Having witnessed the speed of hockey first hand at the London Olympics, it was so exciting to see the GB success in Rio 2016. I’d assumed that the pitch had been wet in London due to our weather, so I was surprised to see water flying from the hockey sticks in Rio every time the ball was struck. Turns out that a soggy pitch makes for a faster game…
Artificial hockey surfaces first started to replace natural turf in the 1970s; by 1976 artificial was mandatory for competitions. There are now three main choices for an artificial hockey pitch: a sand filled surface, a sand dressed surface and a water based surface as used at the Olympic games Hockey_Basic_Pitch_Info.pdf.
For both the sand based pitches, woven synthetic yarn is used to create a dense playing material. For full sand filled, typically the fibres will be 19 to 25 mm in depth and supported by sand all the way through (i.e. from top to bottom of each fibre). A sand dressed surface has a shorter pile, 16 to 20 mm, with sand used to stabilise 80% of the fibre depth.
The water based playing surface relies on water to keep a far shorter, dense pile of yarn in good playing condition; essentially the water reduces friction helping to prevent wear on the surface. When supported by water, each blade of artificial grass can move freely in all directions allowing the player to get their stick easily under the ball. This gives the player greater control and, as friction is reduced, allows for a faster game. Additionally, the water provides a cool top layer to the surface, helping reduce burns should a player fall over and scrape their skin (greenfields.eu/fih/water-based-hockey-pitch).
In the game of football, long turf – also known as third generation (3G) – offers a playing surface with longer strands of yarn infilled with crumbled rubber and a small amount of sand at the pile base.

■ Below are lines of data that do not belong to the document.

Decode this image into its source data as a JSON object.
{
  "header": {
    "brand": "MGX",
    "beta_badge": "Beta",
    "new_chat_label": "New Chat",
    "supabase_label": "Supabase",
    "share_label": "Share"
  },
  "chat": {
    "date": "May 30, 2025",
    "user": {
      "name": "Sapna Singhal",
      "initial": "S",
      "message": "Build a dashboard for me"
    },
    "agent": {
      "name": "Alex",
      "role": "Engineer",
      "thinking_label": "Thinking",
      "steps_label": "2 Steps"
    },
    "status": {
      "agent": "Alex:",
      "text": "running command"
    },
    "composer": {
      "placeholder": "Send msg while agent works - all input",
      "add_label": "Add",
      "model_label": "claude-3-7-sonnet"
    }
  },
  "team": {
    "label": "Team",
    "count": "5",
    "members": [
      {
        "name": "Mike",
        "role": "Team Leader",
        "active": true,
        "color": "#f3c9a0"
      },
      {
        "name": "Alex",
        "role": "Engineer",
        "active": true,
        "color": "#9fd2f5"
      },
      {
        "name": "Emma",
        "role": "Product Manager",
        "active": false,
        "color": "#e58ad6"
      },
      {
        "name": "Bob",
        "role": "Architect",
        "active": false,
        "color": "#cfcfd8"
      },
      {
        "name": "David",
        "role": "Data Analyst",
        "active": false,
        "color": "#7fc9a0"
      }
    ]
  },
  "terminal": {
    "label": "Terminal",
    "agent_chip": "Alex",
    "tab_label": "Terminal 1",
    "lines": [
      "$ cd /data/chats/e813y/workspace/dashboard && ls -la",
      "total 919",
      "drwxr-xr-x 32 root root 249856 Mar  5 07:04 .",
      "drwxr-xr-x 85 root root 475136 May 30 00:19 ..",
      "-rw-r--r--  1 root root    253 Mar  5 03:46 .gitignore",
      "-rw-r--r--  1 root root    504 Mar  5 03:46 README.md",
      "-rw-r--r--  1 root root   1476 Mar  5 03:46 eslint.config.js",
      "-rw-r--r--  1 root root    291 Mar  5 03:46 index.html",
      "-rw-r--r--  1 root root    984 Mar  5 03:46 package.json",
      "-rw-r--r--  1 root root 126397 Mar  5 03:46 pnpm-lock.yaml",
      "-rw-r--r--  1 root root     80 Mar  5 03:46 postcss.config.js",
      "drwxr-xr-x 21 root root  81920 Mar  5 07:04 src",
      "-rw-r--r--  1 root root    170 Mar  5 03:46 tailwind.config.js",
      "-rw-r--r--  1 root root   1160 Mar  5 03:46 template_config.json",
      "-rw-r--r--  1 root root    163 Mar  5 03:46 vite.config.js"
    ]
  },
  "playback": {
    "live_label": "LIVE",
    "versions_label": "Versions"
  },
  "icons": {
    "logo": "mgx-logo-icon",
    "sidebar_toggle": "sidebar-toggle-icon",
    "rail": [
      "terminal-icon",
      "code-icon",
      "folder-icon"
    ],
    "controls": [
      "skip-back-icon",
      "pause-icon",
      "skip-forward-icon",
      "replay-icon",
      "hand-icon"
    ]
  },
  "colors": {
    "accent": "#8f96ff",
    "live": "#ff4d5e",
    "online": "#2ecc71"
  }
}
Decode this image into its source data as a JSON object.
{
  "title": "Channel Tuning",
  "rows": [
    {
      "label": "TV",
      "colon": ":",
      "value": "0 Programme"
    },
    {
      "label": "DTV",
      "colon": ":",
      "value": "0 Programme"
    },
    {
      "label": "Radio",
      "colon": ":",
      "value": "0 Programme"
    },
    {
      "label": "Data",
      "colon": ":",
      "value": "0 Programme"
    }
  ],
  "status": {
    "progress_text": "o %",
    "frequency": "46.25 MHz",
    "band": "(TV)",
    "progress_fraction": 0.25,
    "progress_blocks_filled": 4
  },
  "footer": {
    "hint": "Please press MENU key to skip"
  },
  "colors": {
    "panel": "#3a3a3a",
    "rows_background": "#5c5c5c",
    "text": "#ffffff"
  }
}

Whilst great for football this is no good for hockey, as the small diameter ball can become caught up increasing frictional drag. Indeed, the players would also experience this drag on their hockey sticks, reducing their control over the ball. For some recreational areas, 3G surface with a shorter pile can provide an adequate surface to support both football and hockey games (sportandplay.co.uk). But, for an Olympic performance, water irrigated pitches are the current gold standard.
As for why the hockey pitch was blue in Rio, the colour was first trialled in the 2012 London Olympics. Apparently the colour contrast with the yellow ball made it easier for televised audiences to watch the action. So, watered artificial blue pitches look set to stay with no push back – other than to start the game!